Can You Control Pain With Your Mind?
Can You Control Pain With Your Mind?
I’ve always thought so…in fact, that’s the whole basis behind mind-body techniques like self-hypnosis. You get into a deep state of relaxation, go to your “happy place” and give yourself suggestions like, “the pain in my knee (ankle, foot, back, whatever) doesn’t trouble me.” Hey, it’s worked for me. So has meditation and deep breathing. Some use prayer. Some simply ignore their pain and go about their business, bless their stoic hearts.
PNN’s own ProComicDiva had a similar, positive experience with acupressure. When post-surgical back pain made it damned near impossible for her to walk, a friend suggested an acupressurist. With a light touch on a specific spot on her ear, she was – only after a few visits – pain free.
Still, writing off many of these mind-body-spirit techniques as mere placebo analgesia is the “party line” of some in the traditional medical profession. They think that if you strongly believe a particular treatment will offer pain relief, it will…temporarily. But so far no one has been able to explain exactly how.
Now maybe we’re getting closer. Scientists in Germany have concluded that the placebo effect can be measured…not just in the brain, but also in the base of the spinal cord, where sensations of pain are processed. This is also called the “dorsal horn,” where Diva’s acupressurist told her that her pain signals had become “scrambled.”
Dr. Falk Eippert, from the University Medical Center Hamburg-Eppendorf, first measured the pain threshold of their subjects (15 healthy young men) by applying heat to their arms. Next, his researchers had the volunteers rub a different cream into each arm. They told the men that one cream is a very effective painkiller, and that the other was not (in reality, both creams were inactive.) After juicing them with more heat, the participants reported that they felt less pain in the arms that had been smeared with the “effective painkiller.”

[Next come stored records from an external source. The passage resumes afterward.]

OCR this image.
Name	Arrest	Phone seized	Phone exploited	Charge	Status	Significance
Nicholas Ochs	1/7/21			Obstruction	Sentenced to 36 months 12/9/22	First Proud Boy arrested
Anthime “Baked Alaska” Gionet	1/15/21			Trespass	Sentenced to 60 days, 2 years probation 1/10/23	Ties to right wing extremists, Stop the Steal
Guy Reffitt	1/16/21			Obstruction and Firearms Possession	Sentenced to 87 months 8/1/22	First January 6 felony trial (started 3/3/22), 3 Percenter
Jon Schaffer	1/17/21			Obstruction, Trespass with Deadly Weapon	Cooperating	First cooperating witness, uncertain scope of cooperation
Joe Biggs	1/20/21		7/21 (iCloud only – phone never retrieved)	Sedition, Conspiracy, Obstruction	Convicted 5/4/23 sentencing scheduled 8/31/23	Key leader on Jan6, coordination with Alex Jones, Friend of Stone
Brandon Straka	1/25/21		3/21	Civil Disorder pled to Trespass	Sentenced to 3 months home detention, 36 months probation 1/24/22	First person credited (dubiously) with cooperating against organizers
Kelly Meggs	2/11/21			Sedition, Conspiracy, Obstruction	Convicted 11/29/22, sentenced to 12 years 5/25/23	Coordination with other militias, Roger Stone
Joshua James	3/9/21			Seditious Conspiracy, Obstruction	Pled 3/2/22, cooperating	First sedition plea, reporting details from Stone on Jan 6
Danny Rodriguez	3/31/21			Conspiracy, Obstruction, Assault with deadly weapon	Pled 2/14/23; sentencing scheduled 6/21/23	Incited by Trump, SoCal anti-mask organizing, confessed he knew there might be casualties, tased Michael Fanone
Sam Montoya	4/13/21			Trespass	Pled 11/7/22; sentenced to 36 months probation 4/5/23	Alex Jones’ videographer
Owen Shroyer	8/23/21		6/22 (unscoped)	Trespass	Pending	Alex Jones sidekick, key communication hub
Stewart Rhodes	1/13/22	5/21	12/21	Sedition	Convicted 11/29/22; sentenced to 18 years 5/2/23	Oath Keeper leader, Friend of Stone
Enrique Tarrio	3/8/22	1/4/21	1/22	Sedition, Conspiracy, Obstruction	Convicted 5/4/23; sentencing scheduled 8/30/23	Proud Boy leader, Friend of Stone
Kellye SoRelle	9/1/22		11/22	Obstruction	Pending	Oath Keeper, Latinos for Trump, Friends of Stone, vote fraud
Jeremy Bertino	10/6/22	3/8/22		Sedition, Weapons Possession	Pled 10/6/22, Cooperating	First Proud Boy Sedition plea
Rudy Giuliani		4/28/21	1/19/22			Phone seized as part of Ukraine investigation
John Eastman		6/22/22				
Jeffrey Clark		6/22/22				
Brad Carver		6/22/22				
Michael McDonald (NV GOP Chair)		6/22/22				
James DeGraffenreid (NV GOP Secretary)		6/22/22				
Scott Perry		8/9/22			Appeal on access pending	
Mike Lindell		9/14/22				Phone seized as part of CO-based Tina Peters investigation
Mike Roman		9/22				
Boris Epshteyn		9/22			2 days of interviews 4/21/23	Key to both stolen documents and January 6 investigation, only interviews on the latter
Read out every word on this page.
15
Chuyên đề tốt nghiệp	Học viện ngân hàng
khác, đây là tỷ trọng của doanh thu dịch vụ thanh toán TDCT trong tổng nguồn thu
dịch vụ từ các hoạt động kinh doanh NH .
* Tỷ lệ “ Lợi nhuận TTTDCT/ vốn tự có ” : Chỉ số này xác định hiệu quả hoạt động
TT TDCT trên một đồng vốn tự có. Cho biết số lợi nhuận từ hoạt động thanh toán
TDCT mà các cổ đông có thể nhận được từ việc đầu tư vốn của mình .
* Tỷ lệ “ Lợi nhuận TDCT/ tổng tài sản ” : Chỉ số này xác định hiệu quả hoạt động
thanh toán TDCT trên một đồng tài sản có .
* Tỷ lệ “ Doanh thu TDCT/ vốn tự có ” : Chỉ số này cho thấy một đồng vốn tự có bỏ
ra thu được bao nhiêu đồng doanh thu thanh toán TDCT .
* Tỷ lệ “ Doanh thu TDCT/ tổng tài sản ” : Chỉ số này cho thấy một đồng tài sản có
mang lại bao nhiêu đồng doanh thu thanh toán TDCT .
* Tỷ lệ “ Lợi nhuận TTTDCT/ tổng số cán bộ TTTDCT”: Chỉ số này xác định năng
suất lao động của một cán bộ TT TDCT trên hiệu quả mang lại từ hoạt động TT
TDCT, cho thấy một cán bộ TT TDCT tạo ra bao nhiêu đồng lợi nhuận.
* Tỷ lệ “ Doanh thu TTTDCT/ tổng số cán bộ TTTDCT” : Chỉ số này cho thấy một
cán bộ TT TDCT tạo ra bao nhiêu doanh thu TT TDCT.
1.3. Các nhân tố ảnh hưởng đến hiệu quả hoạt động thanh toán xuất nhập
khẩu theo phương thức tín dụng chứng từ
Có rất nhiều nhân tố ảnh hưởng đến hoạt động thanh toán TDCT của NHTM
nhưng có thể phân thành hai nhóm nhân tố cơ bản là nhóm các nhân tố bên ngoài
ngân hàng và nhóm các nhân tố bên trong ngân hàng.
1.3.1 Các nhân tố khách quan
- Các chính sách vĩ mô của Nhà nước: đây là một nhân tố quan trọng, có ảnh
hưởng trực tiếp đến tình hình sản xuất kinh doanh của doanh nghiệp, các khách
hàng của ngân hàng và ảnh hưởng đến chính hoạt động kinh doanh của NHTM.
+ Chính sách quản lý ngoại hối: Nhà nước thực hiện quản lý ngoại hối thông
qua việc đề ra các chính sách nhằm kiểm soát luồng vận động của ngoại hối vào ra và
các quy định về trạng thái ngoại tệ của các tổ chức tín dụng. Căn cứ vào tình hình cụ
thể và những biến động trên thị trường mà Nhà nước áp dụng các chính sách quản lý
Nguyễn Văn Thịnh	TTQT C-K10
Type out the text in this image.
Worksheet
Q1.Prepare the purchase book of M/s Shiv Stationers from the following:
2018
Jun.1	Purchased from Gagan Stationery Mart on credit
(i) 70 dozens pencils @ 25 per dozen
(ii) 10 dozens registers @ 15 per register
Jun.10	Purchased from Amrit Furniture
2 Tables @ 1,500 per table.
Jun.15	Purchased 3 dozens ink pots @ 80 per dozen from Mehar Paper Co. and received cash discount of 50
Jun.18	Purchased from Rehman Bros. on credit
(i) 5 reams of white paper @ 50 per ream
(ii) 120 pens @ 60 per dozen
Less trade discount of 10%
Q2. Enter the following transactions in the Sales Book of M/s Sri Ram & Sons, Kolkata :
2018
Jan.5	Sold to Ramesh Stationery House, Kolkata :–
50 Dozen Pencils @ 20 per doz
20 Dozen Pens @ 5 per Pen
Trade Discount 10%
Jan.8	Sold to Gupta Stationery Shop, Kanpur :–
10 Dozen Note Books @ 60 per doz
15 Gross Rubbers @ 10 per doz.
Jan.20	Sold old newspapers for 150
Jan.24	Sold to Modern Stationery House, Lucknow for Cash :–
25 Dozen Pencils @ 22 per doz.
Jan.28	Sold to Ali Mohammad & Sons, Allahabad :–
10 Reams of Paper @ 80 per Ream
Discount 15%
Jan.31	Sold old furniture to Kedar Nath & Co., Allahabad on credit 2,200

The researchers then took functional MRI scans of the young men’s spinal cords. They found that when the subjects were told that both arms received the effective cream, the dorsal horn showed less activity compared to when they were told the cream was useless.
Eippert’s team concluded that placebo analgesia works by inhibiting the activity of the body’s pain centers in the central nervous system…and psychological factors could be the trigger.
Take that, you AMA nonbelievers. True, it’s a small sample of a homogenous group. (And why weren’t women tested?) Still, it’s the gold-plated, double-blind evidence that many of us have been looking for, that the placebo effect is NOT simply psychological, but a complex mix of the psychological and the physical.
This could be interesting news in the further study of conditions that are rooted in the central nervous system, like pain and depression (and, possibly, fibromyalgia?)
While Eippert and company weren’t exactly sure what mechanisms tell the spine to tone it down when a placebo is given, they speculate that the body’s natural painkilling substances (like serotonin, and endorphins) could be the factors.
Makes sense to me. From my head all the way down to my dorsal horn.
So what do you think about this new study? Have you tried any mind-body treatments that have helped your pain? Has anything you tried worked for a couple weeks and then stopped?